The officer didn’t kneel or offer an extended hand for Cisco to smell him, he simply pointed his gun at the dog and fired. Cisco wasn’t even charging at the officer when he was shot. Rocko came just as quickly, and he, too, was hit with the officer’s spray of bullets.
“The perception that a single dog presents a life-threatening danger to a healthy adult male who is wearing a thick uniform and bullet-proof vest is objectively unreasonable,” the lawsuit states, claiming the officer acted entirely irrational when he shot the dogs.
After he shot the dogs, the officer then did what he probably should have done before he opened fire. As the two dogs were laying, bleeding, and badly injured, the officer jumped back over the fence. Why he did not first attempt to retreat is anyone’s guess.
Adding to the horrific nature of the shooting, the 13-year-old girl watched as the officer in the backyard shot both of her dogs, leaving her severely traumatized.
As the Star Tribune reports, the officers unlawfully entered the property, the suit continues, and inflicted severe emotional damage on the family, resulting in one of LeMay’s children spending seven months in therapy. The gunshots also permanently altered the dogs, rendering them unable to serve as support animals, according to the suit. They are now family pets.

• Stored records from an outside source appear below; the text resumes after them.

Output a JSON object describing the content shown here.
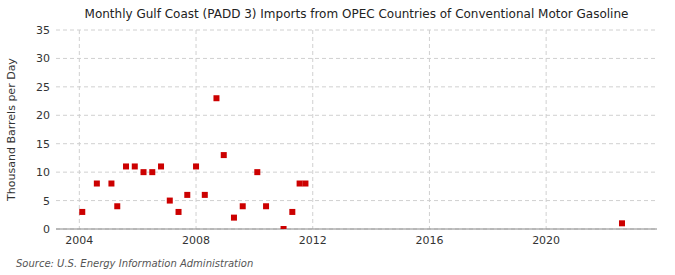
{
  "chart_data": {
    "type": "scatter",
    "title": "Monthly Gulf Coast (PADD 3) Imports from OPEC Countries of Conventional Motor Gasoline",
    "y_label": "Thousand Barrels per Day",
    "annotations": [
      "Source: U.S. Energy Information Administration"
    ],
    "color": "#cc0000",
    "marker": "square",
    "grid": true,
    "xlim": [
      2003.2,
      2023.8
    ],
    "ylim": [
      0,
      35
    ],
    "xticks": [
      2004,
      2008,
      2012,
      2016,
      2020
    ],
    "yticks": [
      0,
      5,
      10,
      15,
      20,
      25,
      30,
      35
    ],
    "x": [
      2004.1,
      2004.6,
      2005.1,
      2005.3,
      2005.6,
      2005.9,
      2006.2,
      2006.5,
      2006.8,
      2007.1,
      2007.4,
      2007.7,
      2008.0,
      2008.3,
      2008.7,
      2008.95,
      2009.3,
      2009.6,
      2010.1,
      2010.4,
      2011.0,
      2011.3,
      2011.55,
      2011.75,
      2022.6
    ],
    "values": [
      3,
      8,
      8,
      4,
      11,
      11,
      10,
      10,
      11,
      5,
      3,
      6,
      11,
      6,
      23,
      13,
      2,
      4,
      10,
      4,
      0,
      3,
      8,
      8,
      1
    ]
  }
}
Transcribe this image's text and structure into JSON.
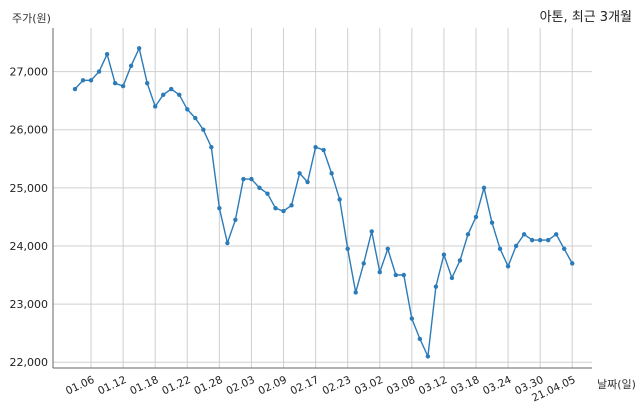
{
  "chart_data": {
    "type": "line",
    "title": "아톤, 최근 3개월",
    "ylabel": "주가(원)",
    "xlabel": "날짜(일)",
    "ylim": [
      21900,
      27750
    ],
    "y_ticks": [
      22000,
      23000,
      24000,
      25000,
      26000,
      27000
    ],
    "y_tick_labels": [
      "22,000",
      "23,000",
      "24,000",
      "25,000",
      "26,000",
      "27,000"
    ],
    "x_tick_labels": [
      "01.06",
      "01.12",
      "01.18",
      "01.22",
      "01.28",
      "02.03",
      "02.09",
      "02.17",
      "02.23",
      "03.02",
      "03.08",
      "03.12",
      "03.18",
      "03.24",
      "03.30",
      "21.04.05"
    ],
    "x_tick_index": [
      2,
      6,
      10,
      14,
      18,
      22,
      26,
      30,
      34,
      38,
      42,
      46,
      50,
      54,
      58,
      62
    ],
    "grid": true,
    "line_color": "#2b7bb9",
    "series": [
      {
        "values": [
          26700,
          26850,
          26850,
          27000,
          27300,
          26800,
          26750,
          27100,
          27400,
          26800,
          26400,
          26600,
          26700,
          26600,
          26350,
          26200,
          26000,
          25700,
          24650,
          24050,
          24450,
          25150,
          25150,
          25000,
          24900,
          24650,
          24600,
          24700,
          25250,
          25100,
          25700,
          25650,
          25250,
          24800,
          23950,
          23200,
          23700,
          24250,
          23550,
          23950,
          23500,
          23500,
          22750,
          22400,
          22100,
          23300,
          23850,
          23450,
          23750,
          24200,
          24500,
          25000,
          24400,
          23950,
          23650,
          24000,
          24200,
          24100,
          24100,
          24100,
          24200,
          23950,
          23700
        ]
      }
    ]
  }
}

After his partner shot the dogs, the officer who was in the front of the home, Daniel Ledman, then did what he should have done in the beginning. He knocked on the front door.
The LeMay’s said the officers told them not to transport the dogs to the hospital because animal control would be coming over to get them—but they never came.
Later that night, they were able to get the pets the much-needed surgery and medical care they should have gotten immediately following the shooting. According to the Star Tribune;
Both dogs went to the emergency vet Saturday night. Ciroc was shot in the jaw, Rocko in the side, face and shoulder. So far, LeMay has paid $900 for Ciroc and brought him home; he still needs $5,000 to $7,000 worth of surgery at the University of Minnesota, she said. Rocko came home Sunday night. A GoFundMe page was established to help LeMay pay her vet bills.
After the incident, the police department sent over a supervisor to talk with the family, Lt. Derrick Barnes. And while they say he was as contrite as he could be, the pain is still very real and fresh for the family who had to watch their dogs as they suffered through a long and painful recovery.
The pain, anguish, and anger can be sensed in LeMay’s comments when she spoke with reporters.
He was wagging his tail…My dog wasn’t even moving, lunging toward him or anything…My dogs were doing their job on my property…We have a right to be safe in our yard.
LeMay is also naming Xfinity in the suit for failing to notify the police that the alarm was tripped accidentally. As TFTP reported earlier this month, alarm companies failing to properly notify police is a dangerously common error which can lead to deadly interactions with cops.